Für die Umsetzung der Anforderungen aus der Interoperabilitäts-Verordnung sind insbesondere die zugehörigen „Technical Guidance“-Dokumente (Datenspezifikationen) relevant, die u.a. die Datenmodelle für die INSPIRE-Themen definieren.
Einen einfachen Zugang zu den Datenspezifikationen bietet die Anwendung „Interactive Data Specifications“, die von der Europäischen Kommission bereitgestellt wird.
Hier haben Sie unter anderem die Möglichkeit, die für Ihren Geodatensatz relevanten Themen und Objekte zu ermitteln und anschließend eine Vorlage für eine Mapping-Tabelle herunterzuladen, in der Sie die Objekte des Quelldatensatzes den Objekten des Zieldatensatzes zuordnen können. Ferner ist das Transformationstool HALE angebunden.

Da die Datenspezifikationen nur in englischer Sprache verfügbar sind, haben die INSPIRE Fachnetzwerke für die meisten INSPIRE-Themen Steckbriefe herausgegeben, welche die wesentlichen Inhalte der Datenspezifikationen in deutscher Sprache zusammenfassen.

Eine entscheidende Rolle bei der Umsetzung der Interoperabilitätsanforderungen von INSPIRE in der GDI-DE kommt der GDI-DE Registry zu. Mit der GDI-DE Registry unterstützt die GDI-DE Sie insbesondere bei der Verwaltung von Codelisten und der Bildung der INSPIRE-Objektidentifikatoren.

Da gerade die interoperable Bereitstellung der Geodatensätze die vermutlich größte Herausforderung bei der Umsetzung der INSPIRE-Richtlinie darstellt, ist der Austausch mit anderen Stellen und Fachexperten von besonders hoher Bedeutung.
Über die Aktivitäten der Länder können Sie sich im GDI-DE Wiki informieren.
Für Diskussionen rund um die Datenspezifikationen können Sie die INSPIRE-Fachnetzwerke der GDI-DE bzw. die Thematic Clusters auf europäischer Ebene nutzen.  

Dokumente und weiterführende Informationen

Die Verordnung zur Umsetzung der INSPIRE-Richtlinie hinsichtlich Interoperabilität von Geodatensätzen und -diensten ist seit 28.12.2010 in Kraft. Sie gilt unmittelbar in jedem Mitgliedstaat und regelt, was umgesetzt werden muss. Bis Ende 2020 müssen alle Geodatensätze interoperabel bereitgestellt werden.
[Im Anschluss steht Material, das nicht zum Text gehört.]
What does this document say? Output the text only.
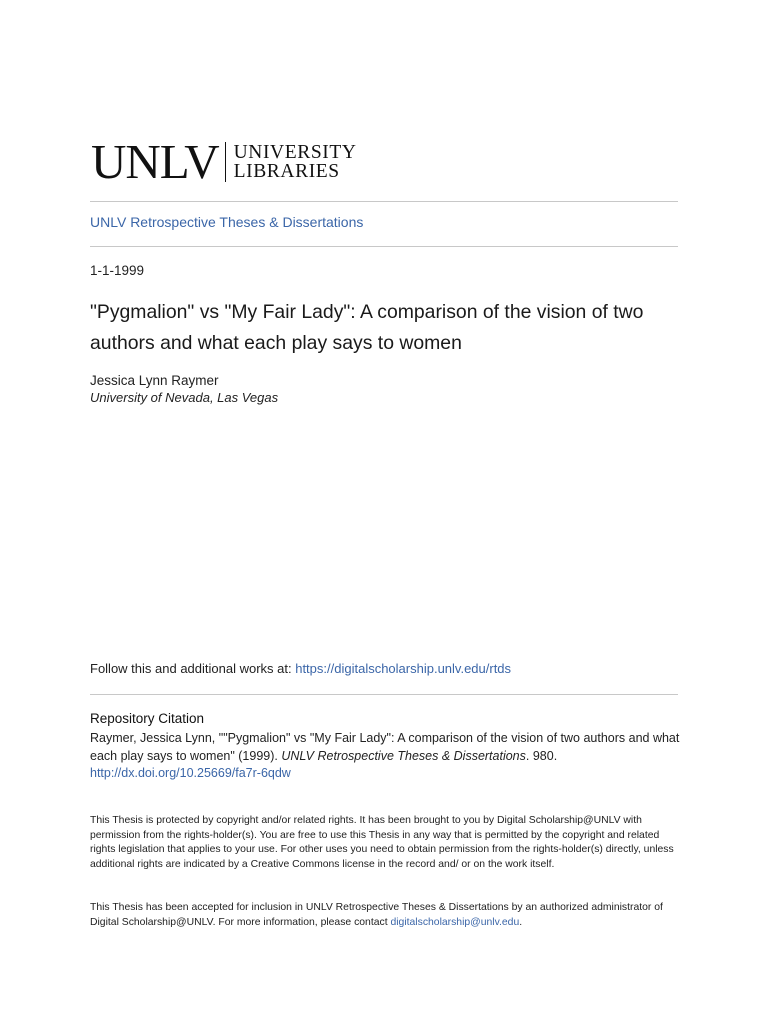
UNLV UNIVERSITY
LIBRARIES
UNLV Retrospective Theses & Dissertations
1-1-1999
"Pygmalion" vs "My Fair Lady": A comparison of the vision of two authors and what each play says to women
Jessica Lynn Raymer
University of Nevada, Las Vegas
Follow this and additional works at: https://digitalscholarship.unlv.edu/rtds
Repository Citation
Raymer, Jessica Lynn, ""Pygmalion" vs "My Fair Lady": A comparison of the vision of two authors and what each play says to women" (1999). UNLV Retrospective Theses & Dissertations. 980.
http://dx.doi.org/10.25669/fa7r-6qdw
This Thesis is protected by copyright and/or related rights. It has been brought to you by Digital Scholarship@UNLV with permission from the rights-holder(s). You are free to use this Thesis in any way that is permitted by the copyright and related rights legislation that applies to your use. For other uses you need to obtain permission from the rights-holder(s) directly, unless additional rights are indicated by a Creative Commons license in the record and/ or on the work itself.
This Thesis has been accepted for inclusion in UNLV Retrospective Theses & Dissertations by an authorized administrator of Digital Scholarship@UNLV. For more information, please contact digitalscholarship@unlv.edu.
Je nachdem, welchem INSPIRE-Thema der Geodatensatz zuzuordnen ist und ob es sich um einen bereits vorhandenen oder neu erhobenen Geodatensätze handelt, gelten unterschiedliche Fristen (siehe Zeitplan).
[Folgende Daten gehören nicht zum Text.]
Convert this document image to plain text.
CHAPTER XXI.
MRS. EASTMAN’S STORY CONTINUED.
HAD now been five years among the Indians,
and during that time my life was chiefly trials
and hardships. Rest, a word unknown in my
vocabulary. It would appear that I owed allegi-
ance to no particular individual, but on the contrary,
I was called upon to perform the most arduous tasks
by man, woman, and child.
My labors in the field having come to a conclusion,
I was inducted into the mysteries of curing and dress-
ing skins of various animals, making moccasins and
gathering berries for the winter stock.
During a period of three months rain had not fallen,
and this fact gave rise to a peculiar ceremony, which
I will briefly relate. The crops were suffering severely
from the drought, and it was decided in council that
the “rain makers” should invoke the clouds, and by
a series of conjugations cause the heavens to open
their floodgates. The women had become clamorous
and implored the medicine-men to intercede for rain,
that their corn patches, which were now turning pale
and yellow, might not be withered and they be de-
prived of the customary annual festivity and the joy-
Für die konkrete technische Umsetzung der Durchführungsbestimmungen sind vor allem die begleitenden "Technical Guidance"-Dokumente relevant. Sie zeigen auf, wie die Durchführungsbestimmungen umgesetzt werden können.

In der GDI-DE sind für die technische Umsetzung insbesondere die Dokumente des Architekturkonzeptes relevant, die aufzeigen, wie die Anforderungen von INSPIRE in der GDI-DE umgesetzt werden.